Probability: Conditional Vs. Joint Issue

#1
Hi all,

Brand new to this site. I've read the posting rules, but please feel free to herd me into the correct way of doing things with this community.

I am dealing with this problem below. If you can see where my thinking is going awry, feel free to talk to me like a little kid. I want to understand more than I want an answer.

Problem
At a certain gas station, 40% of all customers fill their tanks. Of those who fill their tanks, 80% pay with a credit card. If three customers are randomly selected, what is the probability that all three fill their tanks and pay with a credit card?

My Work
Translation: P(Credit | Fill) = .8 Which means that P(Cash | Fill) = .2.
This seems like I should be finding a mixture of joint and compound probabilities. From the question, I think I want to find "P(C and F) and P(C and F) and P(C and F)."

P(C and F) should be 0.32:
P(C|F) = P(F and C) / P(F)
0.8 = P (F and C) / .4
0.32 = P(F and C)
32%

So to solve, I do this:
P(C and F) and P(C and F) and P(C and F)
= P(C and F) * P(C and F) * P(C and F)
= .32 * .32 * .32
= 3.28 %

The comment my professor left me was: Why are you multiplying them, not adding them here?
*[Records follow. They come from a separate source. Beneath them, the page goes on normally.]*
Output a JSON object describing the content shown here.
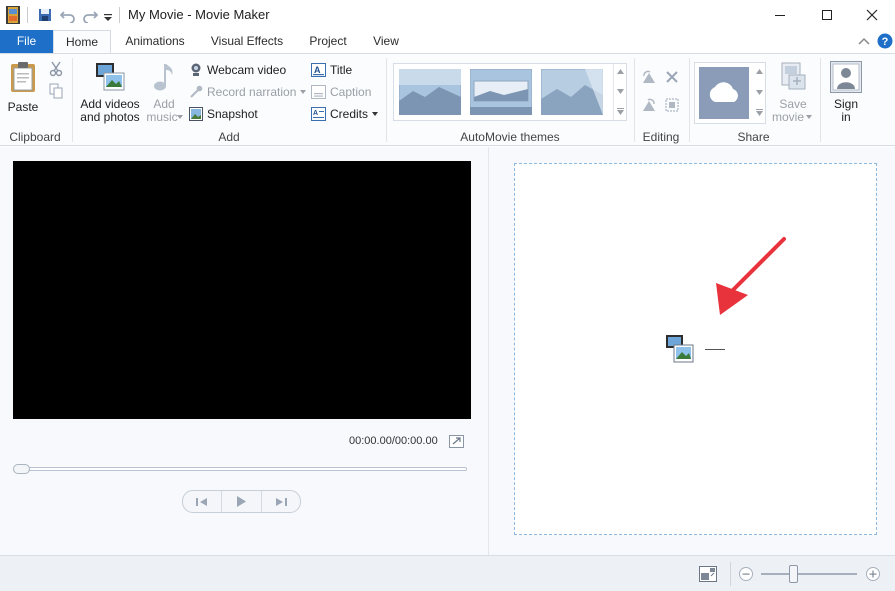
{
  "window": {
    "title": "My Movie - Movie Maker"
  },
  "tabs": [
    {
      "label": "File"
    },
    {
      "label": "Home"
    },
    {
      "label": "Animations"
    },
    {
      "label": "Visual Effects"
    },
    {
      "label": "Project"
    },
    {
      "label": "View"
    }
  ],
  "ribbon": {
    "clipboard": {
      "paste": "Paste",
      "group": "Clipboard"
    },
    "add": {
      "add_videos_line1": "Add videos",
      "add_videos_line2": "and photos",
      "add_music_line1": "Add",
      "add_music_line2": "music",
      "webcam": "Webcam video",
      "narration": "Record narration",
      "snapshot": "Snapshot",
      "title": "Title",
      "caption": "Caption",
      "credits": "Credits",
      "group": "Add"
    },
    "themes": {
      "group": "AutoMovie themes"
    },
    "editing": {
      "group": "Editing"
    },
    "share": {
      "save_line1": "Save",
      "save_line2": "movie",
      "group": "Share"
    },
    "signin": {
      "line1": "Sign",
      "line2": "in"
    }
  },
  "player": {
    "timecode": "00:00.00/00:00.00",
    "progress": 0
  },
  "statusbar": {
    "zoom_level": 0.33
  },
  "colors": {
    "file_tab": "#1e6fc8",
    "arrow": "#e8323c",
    "storyboard_border": "#8fb8e0"
  }
}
I have been all over youtube, and all over several stats sites, and while I can maybe see where I should be doing something more like, P(C|F) and P(C|F) and P(C|F), but the question isn't asking that. There are people who fill their tanks and pay with cash/checks. Can you help me figure out where my thinking went awry?

I feel like if I did what my prof told me and added them, I would get an incredibly high number (96%), but also I would be answering the question, "what is the probability of choosing three random cars where the first or the second or the third paid with credit card?"

Any help is appreciated - I hope I have shown my work without being too wordy or aggravating.

Thanks,
Dani
 

Dason

Ambassador to the humans
#2
What you did was correct. Clearly adding them wouldn't be the way to go - for example imagine if you had selected 4 customers instead of 3. If you added .32 four times you would get 1.28 which doesn't make sense for a probability.

I suppose your professor was just looking for justification as to why you did what you did. Suppose we let \(X_1, X_2, X_3\) be random variables that indicate if the customer both filled their tank and paid with a credit card (where X_1 is 1 if the first customer you selected did both and 0 otherwise, similarly for customers 2 and 3).

Then we're interested in \(P(X_1 = 1 \cap X_2 = 1 \cap X_3 = 1)\)

Since we're assuming that these events are independent (whether customer 1 filled their tank and paid with a credit card shouldn't have an impact on whether customer 2 fills their tank and pays with a credit card) we can break this probability statement up so that
\(P(X_1 = 1 \cap X_2 = 1 \cap X_3 = 1) = P(X_1 = 1)P(X_2 = 1)P(X_3=1)\) and from there it's just what you had. So the justification is really just that the events are independent and we can break the probability of the intersection of independent events into the product of the probabilities of the corresponding events.